Take an LED. It has a maximum brightness that you can run it at before it overheats and becomes a DED (dark emitting diode, aka a burned out LED). Let’s say that for a particular LED this is at 20 mA of current. Run the LED at 25 mA and the LED overheats and goes poof.
Now, instead of running it at a constant current, turn the LED on for 50 percent of the time and off for 50 percent of the time, and have it blink on and off faster than about 15 to 20 times per second or so. Also, instead of running it at 20 mA, run it at 40 mA while it’s on. The average current is still going to be 20 mA, since it’s 40 mA for half of the time and 0 mA for the other half of the time, so the heating in the LED will basically be the same. But here’s the weird thing. Even though the light output is also the same on average, that’s not what your brain perceives. To your eyes and brain, the LED is twice as bright, even though it’s off for half of the time.
This is a little trick that almost every LED display uses to make itself appear brighter.
There are LED displays that also incorporate a light sensor, and what they will do is vary the on and off times to vary the apparent brightness of the LEDs. So in other words, 50 percent on and 50 percent off might be the full brightness for the LED display, and 25 percent on and 75 percent off might be a dimmer setting, or whatever other percentages they want to use for finer control over the brightness. At long as it blinks faster than about 10 to 20 times per second, your brain thinks that it’s on constantly, so you don’t notice the blinking.
Except when you enter a room.

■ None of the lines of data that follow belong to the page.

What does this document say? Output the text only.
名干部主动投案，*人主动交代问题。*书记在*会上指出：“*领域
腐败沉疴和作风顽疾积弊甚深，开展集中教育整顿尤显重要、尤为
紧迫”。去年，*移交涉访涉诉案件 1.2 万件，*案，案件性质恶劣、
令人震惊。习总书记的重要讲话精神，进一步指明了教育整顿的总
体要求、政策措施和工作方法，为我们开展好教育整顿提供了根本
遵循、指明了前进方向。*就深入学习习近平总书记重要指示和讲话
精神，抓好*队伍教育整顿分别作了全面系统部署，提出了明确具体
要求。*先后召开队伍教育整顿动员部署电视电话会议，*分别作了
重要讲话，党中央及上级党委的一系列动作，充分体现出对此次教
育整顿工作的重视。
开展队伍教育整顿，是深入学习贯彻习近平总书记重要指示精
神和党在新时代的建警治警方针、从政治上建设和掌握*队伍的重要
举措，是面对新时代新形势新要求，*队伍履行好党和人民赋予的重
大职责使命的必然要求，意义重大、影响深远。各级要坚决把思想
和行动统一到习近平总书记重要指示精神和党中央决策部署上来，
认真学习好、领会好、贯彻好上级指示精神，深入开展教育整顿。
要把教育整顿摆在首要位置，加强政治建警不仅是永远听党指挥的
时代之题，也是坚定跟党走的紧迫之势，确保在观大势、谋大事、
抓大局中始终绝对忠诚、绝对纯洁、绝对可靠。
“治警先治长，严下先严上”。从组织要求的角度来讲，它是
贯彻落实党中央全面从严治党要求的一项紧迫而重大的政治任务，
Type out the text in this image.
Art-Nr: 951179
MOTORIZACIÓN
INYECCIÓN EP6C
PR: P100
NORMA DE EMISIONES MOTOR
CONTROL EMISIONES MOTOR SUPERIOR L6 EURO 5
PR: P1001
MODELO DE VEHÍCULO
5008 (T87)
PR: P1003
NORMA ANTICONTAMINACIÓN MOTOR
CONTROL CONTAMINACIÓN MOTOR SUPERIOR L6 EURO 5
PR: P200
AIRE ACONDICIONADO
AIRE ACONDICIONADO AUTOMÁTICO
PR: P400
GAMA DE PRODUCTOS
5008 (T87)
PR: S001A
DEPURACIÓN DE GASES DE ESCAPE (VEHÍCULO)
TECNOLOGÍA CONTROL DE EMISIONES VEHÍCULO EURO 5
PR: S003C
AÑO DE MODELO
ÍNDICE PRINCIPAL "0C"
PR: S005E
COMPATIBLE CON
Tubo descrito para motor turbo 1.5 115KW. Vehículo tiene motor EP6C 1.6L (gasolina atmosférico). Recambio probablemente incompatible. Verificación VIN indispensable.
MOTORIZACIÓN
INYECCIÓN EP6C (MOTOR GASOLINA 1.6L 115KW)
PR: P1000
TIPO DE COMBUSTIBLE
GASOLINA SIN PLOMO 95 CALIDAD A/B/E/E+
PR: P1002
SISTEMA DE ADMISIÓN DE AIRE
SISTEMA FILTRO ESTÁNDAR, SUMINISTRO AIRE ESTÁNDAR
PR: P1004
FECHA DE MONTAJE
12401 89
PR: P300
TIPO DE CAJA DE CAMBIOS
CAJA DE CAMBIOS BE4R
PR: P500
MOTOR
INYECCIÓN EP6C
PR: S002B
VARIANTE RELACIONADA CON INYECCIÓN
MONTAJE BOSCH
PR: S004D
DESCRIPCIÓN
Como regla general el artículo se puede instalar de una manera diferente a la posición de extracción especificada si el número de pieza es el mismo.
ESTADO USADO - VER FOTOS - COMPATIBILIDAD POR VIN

It takes your eyes and brain a moment to catch up to the blinking. This is the chronostasis that Bill_Door referred to upthread. It’s why LED clocks appear dimmer when you first enter the room and its why blinking lights appear to be off for a longer period of time when you first enter the room.
The really weird thing is that some of the “smoothing” of the fast blinking signal happens in your eyes and nerves, and not in your brain. Neurons have a natural reluctance to fire at first, and then once they get going, they have a bit of a reluctance to stop firing. This results in some weird signal integration (as in integral calculus type of integration) within your eyes and nerves so that the signal that gets to your brain is already distorted from reality.